FundedNext has been one of the firms I've tracked closely since they launched their Futures division. For the full breakdown of their evaluation structure, account types, and payout system, check out my complete FundedNext review. For the absolute latest, check FundedNext's website or their help center.

FundedNext and Topstep both offer futures prop firm evaluations with Tradovate and NinjaTrader support. That's roughly where the similarities end. The pricing model, drawdown mechanics, consistency rules, and payout infrastructure are fundamentally different between these two firms.

Topstep has been around since 2012 and built its reputation when the prop firm industry barely existed. FundedNext started in forex, then expanded into futures with three distinct challenge models: Rapid, Legacy, and Bolt. Each targets a different kind of trader.

I've run accounts at both firms. Here's how they compare in April 2026.

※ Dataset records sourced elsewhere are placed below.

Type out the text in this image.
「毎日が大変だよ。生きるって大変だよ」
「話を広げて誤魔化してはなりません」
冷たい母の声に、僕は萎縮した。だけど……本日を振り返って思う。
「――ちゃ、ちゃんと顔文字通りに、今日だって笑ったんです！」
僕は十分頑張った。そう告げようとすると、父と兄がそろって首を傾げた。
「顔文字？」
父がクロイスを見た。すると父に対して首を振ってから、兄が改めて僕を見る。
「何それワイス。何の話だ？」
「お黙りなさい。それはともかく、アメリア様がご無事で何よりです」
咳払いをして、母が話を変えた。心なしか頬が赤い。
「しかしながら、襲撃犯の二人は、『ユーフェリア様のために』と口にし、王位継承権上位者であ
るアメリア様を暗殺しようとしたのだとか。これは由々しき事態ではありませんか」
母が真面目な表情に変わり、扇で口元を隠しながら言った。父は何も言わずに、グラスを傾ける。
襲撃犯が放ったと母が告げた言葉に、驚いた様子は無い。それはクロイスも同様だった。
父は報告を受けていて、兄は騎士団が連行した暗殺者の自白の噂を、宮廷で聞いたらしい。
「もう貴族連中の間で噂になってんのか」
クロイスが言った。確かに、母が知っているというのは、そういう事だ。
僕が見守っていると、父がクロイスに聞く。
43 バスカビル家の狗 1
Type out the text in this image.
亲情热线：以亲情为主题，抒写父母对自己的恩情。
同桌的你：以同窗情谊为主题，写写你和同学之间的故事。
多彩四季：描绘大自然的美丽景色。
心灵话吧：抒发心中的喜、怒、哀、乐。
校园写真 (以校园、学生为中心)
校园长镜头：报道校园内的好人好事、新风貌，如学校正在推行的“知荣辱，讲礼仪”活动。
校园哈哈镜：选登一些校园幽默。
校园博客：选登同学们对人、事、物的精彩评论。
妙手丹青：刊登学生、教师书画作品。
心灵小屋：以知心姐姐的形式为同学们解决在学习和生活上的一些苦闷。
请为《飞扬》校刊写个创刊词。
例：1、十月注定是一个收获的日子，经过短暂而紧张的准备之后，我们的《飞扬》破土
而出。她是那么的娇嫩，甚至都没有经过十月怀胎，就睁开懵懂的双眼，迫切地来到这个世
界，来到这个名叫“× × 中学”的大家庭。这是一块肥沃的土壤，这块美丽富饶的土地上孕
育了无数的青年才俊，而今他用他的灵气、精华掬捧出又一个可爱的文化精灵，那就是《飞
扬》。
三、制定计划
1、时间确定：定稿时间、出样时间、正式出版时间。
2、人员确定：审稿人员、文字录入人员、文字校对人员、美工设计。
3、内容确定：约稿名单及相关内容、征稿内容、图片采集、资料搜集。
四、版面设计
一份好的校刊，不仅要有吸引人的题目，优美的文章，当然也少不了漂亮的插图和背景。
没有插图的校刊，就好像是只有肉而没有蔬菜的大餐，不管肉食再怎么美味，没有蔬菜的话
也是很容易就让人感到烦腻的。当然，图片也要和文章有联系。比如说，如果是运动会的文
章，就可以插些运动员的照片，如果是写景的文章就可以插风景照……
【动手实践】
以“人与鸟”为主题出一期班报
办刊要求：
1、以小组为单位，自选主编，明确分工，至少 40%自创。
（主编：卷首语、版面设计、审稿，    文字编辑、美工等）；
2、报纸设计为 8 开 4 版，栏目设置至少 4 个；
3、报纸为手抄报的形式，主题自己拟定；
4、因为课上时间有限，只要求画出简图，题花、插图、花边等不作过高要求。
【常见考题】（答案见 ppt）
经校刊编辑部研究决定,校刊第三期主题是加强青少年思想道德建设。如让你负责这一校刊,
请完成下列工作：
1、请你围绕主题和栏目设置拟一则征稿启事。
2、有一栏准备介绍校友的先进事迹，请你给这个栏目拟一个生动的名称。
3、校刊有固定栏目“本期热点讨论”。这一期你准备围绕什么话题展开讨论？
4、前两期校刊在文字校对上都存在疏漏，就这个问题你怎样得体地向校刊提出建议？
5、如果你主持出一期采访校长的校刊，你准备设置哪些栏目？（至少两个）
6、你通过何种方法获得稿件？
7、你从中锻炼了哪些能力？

Pricing Model: One-Time Fee vs Monthly Subscription

This is the single biggest structural difference between these two firms.

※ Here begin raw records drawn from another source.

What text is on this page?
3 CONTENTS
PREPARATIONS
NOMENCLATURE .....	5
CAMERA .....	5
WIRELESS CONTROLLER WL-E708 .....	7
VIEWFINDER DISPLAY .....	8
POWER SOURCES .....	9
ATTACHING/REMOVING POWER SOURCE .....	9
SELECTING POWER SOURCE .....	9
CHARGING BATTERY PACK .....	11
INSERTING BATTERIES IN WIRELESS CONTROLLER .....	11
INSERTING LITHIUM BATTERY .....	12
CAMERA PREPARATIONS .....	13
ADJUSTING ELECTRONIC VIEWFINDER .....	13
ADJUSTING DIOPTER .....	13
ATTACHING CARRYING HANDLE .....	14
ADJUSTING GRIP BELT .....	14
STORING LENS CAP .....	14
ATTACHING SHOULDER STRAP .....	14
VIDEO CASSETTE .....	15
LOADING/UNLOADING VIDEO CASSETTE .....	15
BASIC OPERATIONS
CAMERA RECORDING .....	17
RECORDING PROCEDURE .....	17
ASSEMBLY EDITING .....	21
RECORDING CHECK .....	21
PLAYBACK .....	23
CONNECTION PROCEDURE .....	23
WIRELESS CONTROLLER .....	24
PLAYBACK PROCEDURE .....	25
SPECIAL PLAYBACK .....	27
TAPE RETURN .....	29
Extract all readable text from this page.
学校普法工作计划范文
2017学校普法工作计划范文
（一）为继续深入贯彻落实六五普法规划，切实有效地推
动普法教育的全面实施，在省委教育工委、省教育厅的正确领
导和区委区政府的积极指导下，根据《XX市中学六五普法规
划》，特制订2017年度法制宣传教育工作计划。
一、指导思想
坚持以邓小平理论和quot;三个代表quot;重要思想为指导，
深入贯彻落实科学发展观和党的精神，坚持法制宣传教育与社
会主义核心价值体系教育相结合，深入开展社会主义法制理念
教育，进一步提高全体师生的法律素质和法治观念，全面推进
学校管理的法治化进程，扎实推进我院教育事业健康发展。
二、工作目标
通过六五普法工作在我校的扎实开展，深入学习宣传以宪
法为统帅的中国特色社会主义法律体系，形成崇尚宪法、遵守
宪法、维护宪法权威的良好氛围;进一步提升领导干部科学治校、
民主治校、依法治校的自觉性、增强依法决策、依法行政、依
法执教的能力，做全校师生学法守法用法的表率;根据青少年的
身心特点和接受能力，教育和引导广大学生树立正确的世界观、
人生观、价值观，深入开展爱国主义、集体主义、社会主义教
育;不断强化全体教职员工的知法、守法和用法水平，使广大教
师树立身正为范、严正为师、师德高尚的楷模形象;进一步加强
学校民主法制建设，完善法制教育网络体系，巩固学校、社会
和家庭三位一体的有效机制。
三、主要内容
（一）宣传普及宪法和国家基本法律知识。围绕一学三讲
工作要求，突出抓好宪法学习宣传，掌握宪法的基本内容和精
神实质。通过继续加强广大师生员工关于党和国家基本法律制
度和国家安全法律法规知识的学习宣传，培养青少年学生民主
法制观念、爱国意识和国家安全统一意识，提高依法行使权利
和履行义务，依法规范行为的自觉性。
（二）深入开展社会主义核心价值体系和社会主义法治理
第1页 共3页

FundedNext charges a one-time fee for each challenge. You pay once, trade until you pass or fail, and that's it. No recurring charges while you're evaluating. At the $50K level: Rapid costs ~$199.99, Legacy costs ~$149.99, and Bolt costs ~$99.99. If you fail, you can reset at a 10% discount with unlimited resets available.

Topstep runs on monthly subscriptions. A $50K account costs $49/month, $100K is $99/month, and $150K runs $149/month. You keep paying until you pass or cancel. If your evaluation takes two months, you pay for two months. Six months? Six payments.

The math shifts depending on how fast you pass. A trader who passes in the first month at Topstep pays $49 for $50K access. That's cheaper than FundedNext's cheapest option (Bolt at $99.99). But if you need three months, Topstep's $50K costs $147, putting it in Legacy territory and more expensive than Bolt.

For traders who take time or need multiple resets, FundedNext's one-time pricing protects against cost creep. For traders who pass quickly and confidently, Topstep's low monthly entry is hard to beat.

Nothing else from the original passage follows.